Lot n° 44

DELACROIX Eugène (1798-1863). — L.A., 31 janvier [1826], à Charles SOULIER, chez Mme de la Maisonfort à Beffes (Cher) ; 3 pages in-4 à l'encre puis au crayon, adresse. — Belle lettre sur son frère le Général, et sur Bonington.

Estimation : 1500 - 2000
Adjudication : 1 820 €
Description
«Tu te figures donc que je te boude, monsieur le paysan. Est-ce que Pierret ne t'a pas parlé de ma paresse insupportable à moi-même et aux autres. Croirais tu que depuis mon retour d'Angleterre j'ai reçu deux lettres de mon bon frère qui sont pleines de la plus tendre amitié, ajoute à cela que j'avais moi-même le plus grand besoin de lui exprimer les sentiments de plaisir que j'ai éprouvé quand j'ai appris que malgré sa cuisse en compote et son corps pulent il s'était jetté à l'eau dans son village [au Louroux près de Tours] pour retirer deux dadais qui se noyaient et cela dans un endroit affreux où je ne voudrais pas mettre le bout du pied. Eh bien je suis assez indigne pour ne pas avoir seulement donné signe de vie ; de sorte qu'il peut me croire avalé par les goujons de la Manche ou tué en duel par un garde du corps anglais. Au lieu de te bouder, je ne cesse de te regretter. Dans nos soirées travailleuses je te désire au coin de notre feu et de notre thé. [...] mes soirées sont occupées par des travaux et des habitudes de Leblond Auguste et autres qui ne me laissent pas de temps du tout»... Il a continué sa lettre au crayon : «Je trouve plus commode d'écrire avec le crayon, j'ai fini à force de peu écrire par ne pouvoir me servir d'une plume. [...] Hélas le temps et les traverses de la vie ont bien disséminé les gens dont les figures pourraient me rapeller ma première jeunesse. Le temps marche vite et à peine nous laisse t'il un souvenir mélancolique de ces premières impressions qu'on ne cesse pourtant de chérir. - Je travaille un peu plus que quand tu me connaissais. J'ai eu quelque temps BONINGTON dans mon atelier. J'ai bien regretté que tu n'y sois pas, il y a terriblement à gagner dans la société de ce luron là et je t'assure que je m'en suis bien trouvé»...
— Correspondance générale (t. I, p. 172).

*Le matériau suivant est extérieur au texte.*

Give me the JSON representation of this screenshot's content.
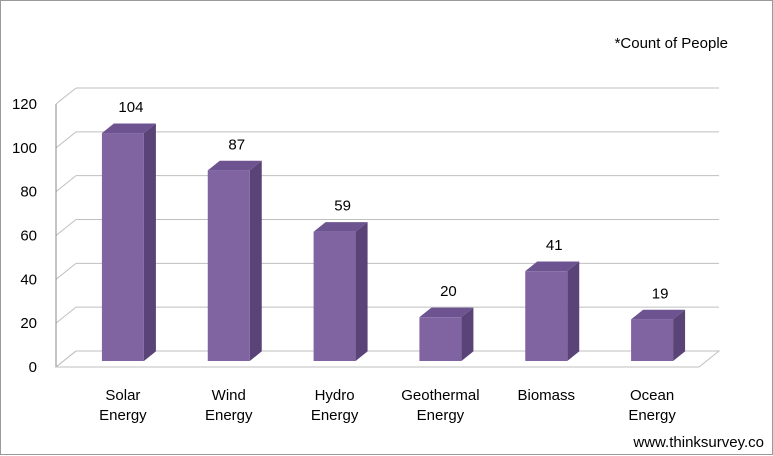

L.A., 31 January [1826], to Charles SOULIER, at Mme de la Maisonfort's in Beffes (Cher) ; 3 pages in-4 in ink and then in pencil, address. — Nice letter about his brother the general, and about Bonington. "You think I am sulking, Mr. Peasant. Hasn't Pierret told you about my laziness, which is unbearable for myself and others. Would you believe that since my return from England I have received two letters from my good brother which are full of the most tender friendship, add to this that I myself had the greatest need to express to him the feelings of pleasure I felt when I learned that in spite of his thighs being in a state of compote and his body pulent he had thrown himself into the water in his village [at Le Louroux near Tours] to pull out two dwarfs who were drowning and that in a dreadful place where I would not want to put my foot. Well, I am unworthy enough not to have given any sign of life ; so that he may believe me swallowed by the goujons of the Channel or killed in a duel by an English bodyguard. Instead of sulking, I never stop missing you. In our working evenings I desire you by our fire and tea. [...] my evenings are occupied with the work and habits of Leblond Auguste and others which leave me no time at all"... He continued his letter in pencil : "I find it more convenient to write with a pencil, I ended up not being able to use a pen because of my lack of writing. [...] Alas, time and the ups and downs of life have scattered the people whose faces could remind me of my first youth. Time goes by quickly and hardly leaves us a melancholic memory of these first impressions that we never stop cherishing. - I work a little more than when you knew me. I had BONINGTON in my studio for some time. I was very sorry that you were not there, there is a lot to gain in the society of that ludicrous fellow and I assure you that I found myself well off"... General correspondence (t. I, p. 172).